1981 год. Гостиница «Советская». Счастливый Валера Люстик – обладатель двух тёплых курток с капюшонами, которые он только что приобрёл у финских туристов. В стране, где только две фабрики пошива одежды, фабрика имени Володарского и “Большевичка”, можно продать эти трофеи с большой прибылью. К Валере подходит разбитной парень по прозвищу Овца и берёт у Валеры эти два мешка под каким-то предлогом. Деньги он ему не даёт, а с угрозами отсылает прочь. Валера не может ничего поделать и уходит ограбленный с непроходимым разочарованием и горечью, которые, оказалось, должен будет нести всю свою жизнь.
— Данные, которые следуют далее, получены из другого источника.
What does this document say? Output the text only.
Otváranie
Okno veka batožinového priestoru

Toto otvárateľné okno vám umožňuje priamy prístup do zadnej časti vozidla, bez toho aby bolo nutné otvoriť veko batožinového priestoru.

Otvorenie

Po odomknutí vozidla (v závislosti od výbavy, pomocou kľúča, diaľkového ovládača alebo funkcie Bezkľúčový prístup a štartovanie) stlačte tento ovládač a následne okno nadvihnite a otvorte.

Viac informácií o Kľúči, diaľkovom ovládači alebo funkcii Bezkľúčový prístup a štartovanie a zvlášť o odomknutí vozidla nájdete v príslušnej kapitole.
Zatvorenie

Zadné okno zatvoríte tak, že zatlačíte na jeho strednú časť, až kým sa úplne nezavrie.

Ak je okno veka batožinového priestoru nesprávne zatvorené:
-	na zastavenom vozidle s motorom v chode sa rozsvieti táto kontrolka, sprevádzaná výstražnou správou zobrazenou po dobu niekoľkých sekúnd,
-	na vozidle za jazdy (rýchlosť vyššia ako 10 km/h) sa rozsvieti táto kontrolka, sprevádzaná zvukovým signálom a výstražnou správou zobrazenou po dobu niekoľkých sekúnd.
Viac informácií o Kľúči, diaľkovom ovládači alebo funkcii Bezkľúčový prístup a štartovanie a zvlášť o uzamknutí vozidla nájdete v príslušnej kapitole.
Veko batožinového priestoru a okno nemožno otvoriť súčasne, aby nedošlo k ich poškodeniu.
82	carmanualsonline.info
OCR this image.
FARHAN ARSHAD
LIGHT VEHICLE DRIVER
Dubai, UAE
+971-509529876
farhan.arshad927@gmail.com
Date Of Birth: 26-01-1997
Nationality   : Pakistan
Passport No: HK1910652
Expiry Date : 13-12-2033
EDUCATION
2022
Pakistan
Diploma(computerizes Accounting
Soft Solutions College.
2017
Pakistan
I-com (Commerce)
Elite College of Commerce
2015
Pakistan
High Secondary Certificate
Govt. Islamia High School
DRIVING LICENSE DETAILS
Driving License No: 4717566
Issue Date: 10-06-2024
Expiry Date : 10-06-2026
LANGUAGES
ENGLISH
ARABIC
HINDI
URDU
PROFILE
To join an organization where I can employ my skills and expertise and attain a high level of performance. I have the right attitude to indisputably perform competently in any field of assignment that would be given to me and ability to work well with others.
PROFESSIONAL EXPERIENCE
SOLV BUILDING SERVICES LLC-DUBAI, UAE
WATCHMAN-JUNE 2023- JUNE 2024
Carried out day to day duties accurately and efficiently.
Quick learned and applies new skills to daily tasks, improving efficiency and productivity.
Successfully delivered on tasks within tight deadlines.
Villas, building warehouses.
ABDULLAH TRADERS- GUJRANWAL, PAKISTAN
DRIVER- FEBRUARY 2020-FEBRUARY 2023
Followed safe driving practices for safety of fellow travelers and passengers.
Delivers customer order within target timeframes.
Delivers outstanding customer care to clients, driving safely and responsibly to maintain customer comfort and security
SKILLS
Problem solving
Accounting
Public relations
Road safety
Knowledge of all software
Помимо лица Валеры всплывает ещё одно лицо, не такое румяное и наивное, как у Люстика – лицо некоего Вити Чингина, которой также любил сиживать и беспричинно засиживаться у Валеры, здорового парня-чемпиона по борьбе. Наш мир такой маленький и планета такая маленькая. Встретил Леви его, на удивление, в Амстердаме. У Вити жена была еврейкой, а её братья жили в Нидерландах. Вид на жительство всем им предоставили очень быстро и без каких-либо ограничений на основании того, что их брата Борю Фастовского похитили в Ленинграде и требовали за него выкуп. Тогда его отпустили и написали об этой истории в газетах. С этими газетами Боря приехал в Голландию, притянув к своим перипетиям антисемитские мотивы. Он и все за ним приехавшие родственники и приятели, также воспользовались этими газетами и этими мотивами, зажили безбедно и припеваючи. Позже Леви узнал, что случилась чудовищная трагедия: из одной из амстердамских башен, где находился офис Бориса, его похитили. Похитители требовали выкуп в миллион гульденов, но по каким-то причинам выкупа им не дали и Борис навсегда пропал. Узнать о его судьбе не помогла его матери ни полиция, ни экстрасенсы, ни деньги. Виктор Чингин со своей супругой отсидели небольшой срок в следственном изоляторе по подозрению в соучастии в похищении, но за недоказанностью были отпущены на свободу. Через какое-то время, по слухам, они развелись, но ещё долго судились друг с другом из-за общих или чужих денег.
Дождик усиливается и Леви прибавил шагу. Независимо в какую сторону Рижского проспекта, в сторону Торгового порта или Лермонтовского проспекта, проходя мимо тридцатых номеров, он каждый раз бросает взгляд на зажжённый свет в окнах второго этажа и видит мирную и дружную семью Люстиков: маму, папу, Валеру и его симпатичную сестру-брюнетку со вьющимися волосами и полными, чувственными, влажными губами.